Zwei moderne Smartphones dagegen können ohne Wi‑Fi-AP oder Mobilfunkabdeckung mit gewöhnlichen Messaging- oder Datentransferdiensten nur schwer direkt miteinander kommunizieren. Es gibt zwar Wege über Bluetooth oder mobile Wi‑Fi-Hotspots, aber das wirkt eher wie widerwillig angeflanschte Funktionen als wie etwas, das die großen mobilen Betriebssystem- und Hardwareanbieter wirklich gut und einfach nutzbar unterstützen.
Letztes Wochenende habe ich einen Solar-Knoten installiert. Jetzt komme ich auf 200 Meilen Reichweite. Nerds, verrückte Ideen, gute Zeiten.
Ich habe mich gefragt, ob es legal wäre, einfach ein paar an beliebige Bäume zu werfen.
Nachdem ich heute den Gemini-, Gopher- und Finger-Beitrag gesehen habe https://news.ycombinator.com/item?id=48297467, frage ich mich, ob das gut zu Reticulum passen würde.
Vieles von dem, was Finger, Gopher usw. leisten, besteht darin, Semantik auf Anwendungsebene zu definieren, um Dokumente über streamorientierte Protokolle zu übertragen.
Allerdings gibt es in Reticulum bereits eine aktive eigene „kleine Web“-Implementierung mit NomadNet und dem Micron-Markup.

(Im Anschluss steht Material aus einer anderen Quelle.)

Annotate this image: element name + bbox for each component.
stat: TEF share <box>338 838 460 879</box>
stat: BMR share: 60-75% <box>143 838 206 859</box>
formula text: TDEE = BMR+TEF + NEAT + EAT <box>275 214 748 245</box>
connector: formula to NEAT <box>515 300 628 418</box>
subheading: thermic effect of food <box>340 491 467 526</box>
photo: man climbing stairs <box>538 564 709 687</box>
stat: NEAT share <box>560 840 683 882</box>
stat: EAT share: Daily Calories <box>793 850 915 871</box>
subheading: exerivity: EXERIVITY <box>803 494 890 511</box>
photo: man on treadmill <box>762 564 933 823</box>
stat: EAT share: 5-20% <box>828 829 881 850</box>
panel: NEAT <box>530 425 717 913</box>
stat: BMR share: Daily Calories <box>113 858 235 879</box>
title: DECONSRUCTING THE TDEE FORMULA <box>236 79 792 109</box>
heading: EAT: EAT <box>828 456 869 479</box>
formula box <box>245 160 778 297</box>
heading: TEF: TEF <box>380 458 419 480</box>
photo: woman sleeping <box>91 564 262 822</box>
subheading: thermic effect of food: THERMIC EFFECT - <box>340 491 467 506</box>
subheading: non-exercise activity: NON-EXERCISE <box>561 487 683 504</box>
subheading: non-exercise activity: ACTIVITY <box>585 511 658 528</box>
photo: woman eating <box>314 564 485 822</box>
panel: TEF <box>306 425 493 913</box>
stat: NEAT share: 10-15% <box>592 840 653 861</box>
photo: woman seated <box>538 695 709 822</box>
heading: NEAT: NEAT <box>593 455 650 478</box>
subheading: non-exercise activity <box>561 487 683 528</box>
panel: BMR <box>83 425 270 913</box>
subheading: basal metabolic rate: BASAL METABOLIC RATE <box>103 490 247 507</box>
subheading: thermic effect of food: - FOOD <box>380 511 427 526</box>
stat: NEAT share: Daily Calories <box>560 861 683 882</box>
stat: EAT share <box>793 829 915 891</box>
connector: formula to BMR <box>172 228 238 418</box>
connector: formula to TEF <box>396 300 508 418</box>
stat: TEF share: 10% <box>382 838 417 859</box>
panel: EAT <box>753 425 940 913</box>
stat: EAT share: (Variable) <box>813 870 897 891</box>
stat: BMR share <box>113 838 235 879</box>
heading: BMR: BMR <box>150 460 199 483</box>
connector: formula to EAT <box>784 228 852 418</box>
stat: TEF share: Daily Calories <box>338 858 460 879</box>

Ich habe erst letzten Monat angefangen, Meshtastic auszuprobieren, aber in meiner Stadt macht das sonst niemand, also verteile ich esp32 an Freunde und baue mir mein Mesh selbst auf.
Allerdings kenne ich nicht genug Leute, um genug Verbindungen dazwischen zu schaffen, und stoße deshalb an Entfernungsgrenzen.
Ich habe auch versucht, das Funk-Preset auf Very Slow Long umzustellen, aber die Reichweite wurde dadurch kaum besser, und ich weiß nicht, warum.
Ich halte das für eine großartige Entwicklung. Gleichzeitig mache ich mir Sorgen, dass es offenbar auch bei Kriminellen beliebt werden dürfte.
Bei solchen neuen Technologien gibt es immer ein Katz-und-Maus-Spiel. Ich kenne die Interna dieser Technik nicht gut genug, um weitergehende Vermutungen anzustellen.